Asteroid 2017 BQ6 passed by the Earth at a distance of about 2 52400
km (6.56 times the average distance between the Earth and the Moon, or 1.69% of the distance between the Earth and the Sun), slightly after 6.35 am
GMT on Tuesday 7 February 2017. There was no danger of
the asteroid hitting us, though were it to do so it would have
presented a considerable threat. 2017 BQ6 has an estimated
equivalent
diameter of 94-300 m (i.e. it is estimated that a spherical object with
the same volume would be 110-330 m in diameter), and an object towards the upper end of this range would be predicted to be capable of passing through the Earth's
atmosphere relatively intact, impacting the ground directly with an
explosion that would be 65 000 times as powerful as the Hiroshima
bomb. Such an impact would result in an impact crater over 4 km in
diameter
and devastation on a global scale, as well as climatic effects that
would last decades or even centuries.
Animation of the movement of 2017 BQ6 made using images gathered by the Goldstone Solar System Radar.

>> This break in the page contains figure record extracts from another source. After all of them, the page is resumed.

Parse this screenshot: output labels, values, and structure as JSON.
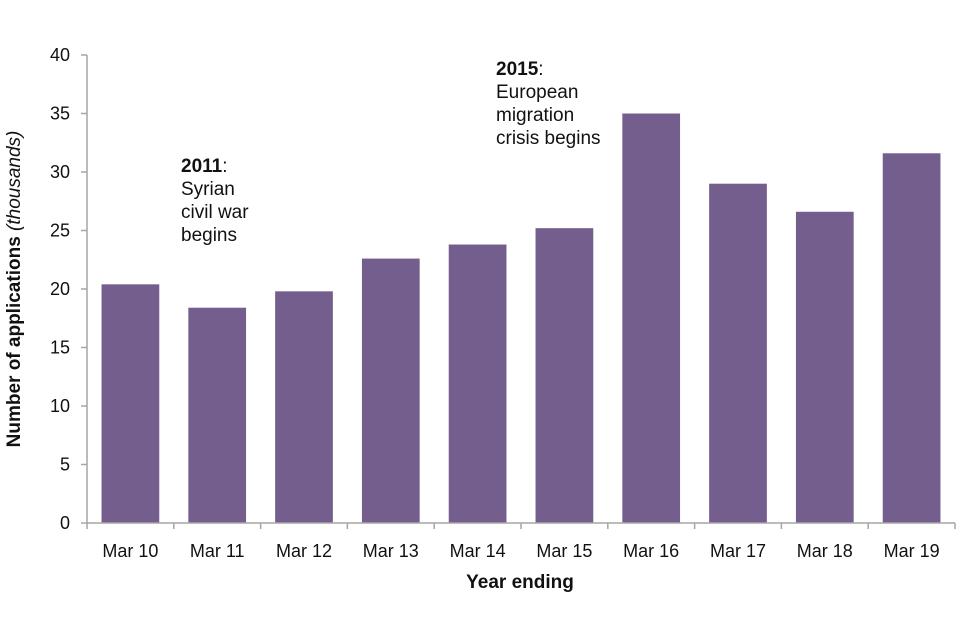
{
  "chart_data": {
    "type": "bar",
    "title": "",
    "xlabel": "Year ending",
    "ylabel": "Number of applications",
    "ylabel_italic_suffix": "(thousands)",
    "ylim": [
      0,
      40
    ],
    "yticks": [
      0,
      5,
      10,
      15,
      20,
      25,
      30,
      35,
      40
    ],
    "grid": false,
    "legend": "none",
    "categories": [
      "Mar 10",
      "Mar 11",
      "Mar 12",
      "Mar 13",
      "Mar 14",
      "Mar 15",
      "Mar 16",
      "Mar 17",
      "Mar 18",
      "Mar 19"
    ],
    "series": [
      {
        "name": "Applications (thousands)",
        "color": "#745e8e",
        "values": [
          20.4,
          18.4,
          19.8,
          22.6,
          23.8,
          25.2,
          35.0,
          29.0,
          26.6,
          31.6
        ]
      }
    ],
    "annotations": [
      {
        "category": "Mar 11",
        "bold": "2011",
        "rest": ":",
        "lines": [
          "Syrian",
          "civil war",
          "begins"
        ]
      },
      {
        "category": "Mar 15",
        "bold": "2015",
        "rest": ":",
        "lines": [
          "European",
          "migration",
          "crisis begins"
        ]
      }
    ]
  },
  "colors": {
    "bar": "#745e8e",
    "axis": "#a6a6a6"
  }
}
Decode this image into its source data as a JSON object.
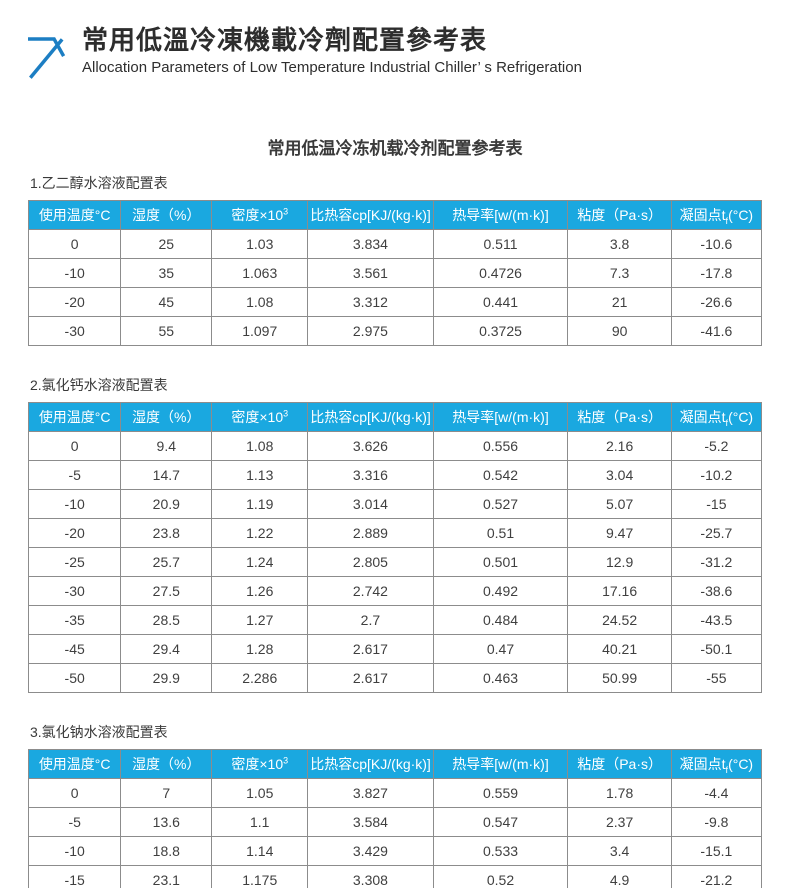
{
  "header": {
    "title": "常用低溫冷凍機載冷劑配置參考表",
    "subtitle": "Allocation Parameters of Low Temperature Industrial Chiller’ s Refrigeration",
    "logo_icon": "arrow-up-right-icon"
  },
  "document_title": "常用低温冷冻机载冷剂配置参考表",
  "colors": {
    "table_header_blue": "#1aa8e0",
    "logo_blue": "#1c7ec3",
    "table_border_gray": "#8c8c8c"
  },
  "columns": [
    {
      "label": "使用温度°C"
    },
    {
      "label": "湿度（%）"
    },
    {
      "label": "密度×10",
      "sup": "3"
    },
    {
      "label": "比热容cp[KJ/(kg·k)]"
    },
    {
      "label": "热导率[w/(m·k)]"
    },
    {
      "label": "粘度（Pa·s）"
    },
    {
      "label": "凝固点t",
      "sub": "f",
      "suffix": "(°C)"
    }
  ],
  "tables": [
    {
      "section_label": "1.乙二醇水溶液配置表",
      "rows": [
        [
          "0",
          "25",
          "1.03",
          "3.834",
          "0.511",
          "3.8",
          "-10.6"
        ],
        [
          "-10",
          "35",
          "1.063",
          "3.561",
          "0.4726",
          "7.3",
          "-17.8"
        ],
        [
          "-20",
          "45",
          "1.08",
          "3.312",
          "0.441",
          "21",
          "-26.6"
        ],
        [
          "-30",
          "55",
          "1.097",
          "2.975",
          "0.3725",
          "90",
          "-41.6"
        ]
      ]
    },
    {
      "section_label": "2.氯化钙水溶液配置表",
      "rows": [
        [
          "0",
          "9.4",
          "1.08",
          "3.626",
          "0.556",
          "2.16",
          "-5.2"
        ],
        [
          "-5",
          "14.7",
          "1.13",
          "3.316",
          "0.542",
          "3.04",
          "-10.2"
        ],
        [
          "-10",
          "20.9",
          "1.19",
          "3.014",
          "0.527",
          "5.07",
          "-15"
        ],
        [
          "-20",
          "23.8",
          "1.22",
          "2.889",
          "0.51",
          "9.47",
          "-25.7"
        ],
        [
          "-25",
          "25.7",
          "1.24",
          "2.805",
          "0.501",
          "12.9",
          "-31.2"
        ],
        [
          "-30",
          "27.5",
          "1.26",
          "2.742",
          "0.492",
          "17.16",
          "-38.6"
        ],
        [
          "-35",
          "28.5",
          "1.27",
          "2.7",
          "0.484",
          "24.52",
          "-43.5"
        ],
        [
          "-45",
          "29.4",
          "1.28",
          "2.617",
          "0.47",
          "40.21",
          "-50.1"
        ],
        [
          "-50",
          "29.9",
          "2.286",
          "2.617",
          "0.463",
          "50.99",
          "-55"
        ]
      ]
    },
    {
      "section_label": "3.氯化钠水溶液配置表",
      "rows": [
        [
          "0",
          "7",
          "1.05",
          "3.827",
          "0.559",
          "1.78",
          "-4.4"
        ],
        [
          "-5",
          "13.6",
          "1.1",
          "3.584",
          "0.547",
          "2.37",
          "-9.8"
        ],
        [
          "-10",
          "18.8",
          "1.14",
          "3.429",
          "0.533",
          "3.4",
          "-15.1"
        ],
        [
          "-15",
          "23.1",
          "1.175",
          "3.308",
          "0.52",
          "4.9",
          "-21.2"
        ]
      ]
    }
  ]
}
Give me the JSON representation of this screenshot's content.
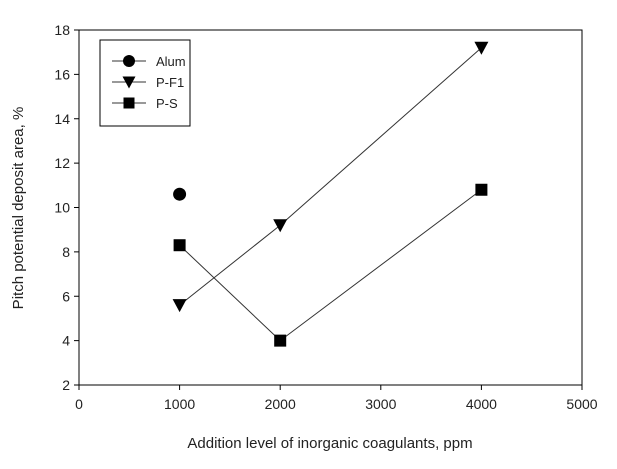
{
  "chart_data": {
    "type": "scatter",
    "title": "",
    "xlabel": "Addition level of inorganic coagulants, ppm",
    "ylabel": "Pitch potential deposit area, %",
    "xlim": [
      0,
      5000
    ],
    "ylim": [
      2,
      18
    ],
    "xticks": [
      "0",
      "1000",
      "2000",
      "3000",
      "4000",
      "5000"
    ],
    "yticks": [
      "2",
      "4",
      "6",
      "8",
      "10",
      "12",
      "14",
      "16",
      "18"
    ],
    "grid": false,
    "legend_position": "top-left",
    "series": [
      {
        "name": "Alum",
        "marker": "circle",
        "connected": false,
        "x": [
          1000
        ],
        "y": [
          10.6
        ]
      },
      {
        "name": "P-F1",
        "marker": "triangle-down",
        "connected": true,
        "x": [
          1000,
          2000,
          4000
        ],
        "y": [
          5.6,
          9.2,
          17.2
        ]
      },
      {
        "name": "P-S",
        "marker": "square",
        "connected": true,
        "x": [
          1000,
          2000,
          4000
        ],
        "y": [
          8.3,
          4.0,
          10.8
        ]
      }
    ],
    "colors": {
      "marker": "#000000",
      "line": "#333333",
      "axis": "#000000"
    }
  }
}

NASA/Caltech/JPL.
2017 BQ6 was discovered on 26 January 2017 (13 days before its closest approach to the Earth) by the Defense Advanced Research Projects Agency's Space Surveillance Telescope.
The designation 2017 BR5 implies that it was the 166th asteroid
(asteroid Q6) discovered in the second half of January 2017 (period
2017 B).
Image of 2017 BQ6 taken on 3 February 2017 using the iTelescope T05 MPC H06 remotely operated telescope at Mayhill Observatory in New Mexico. Image
is a composite made of several different exposures; stars appear as a
series of spots as they move across the field, the asteroid is a single
spot (indicated by the arrow) as the telescope is being trained on this
object. iTelescope/Marian Urbanic/Fotografický občasník.
2017
BQ6 has a 994 day orbital period and an eccentric orbit
tilted at an angle of 9.01° to the plane of the Solar System, which
takes it from 0.91 AU from the Sun (i.e. 91% of he average distance at
which the Earth orbits the Sun) to 2.98 AU from the Sun (i.e. 2.98% of
the
average distance at which the Earth orbits the Sun, almost twice the distance between the Sun and the planet Mars).
It is therefore classed as an
Apollo Group Asteroid (an asteroid that is on average further from the
Sun than the Earth, but which does get closer).
The calculated orbit of 2017 BQ6. Minor Planet Center.
As
an asteroid possibly larger than 150 m in diameter that occasionally
comes within 0.05 AU of the Earth, 2017 BQ6 is also classified
as a Potentially Hazardous Asteroid.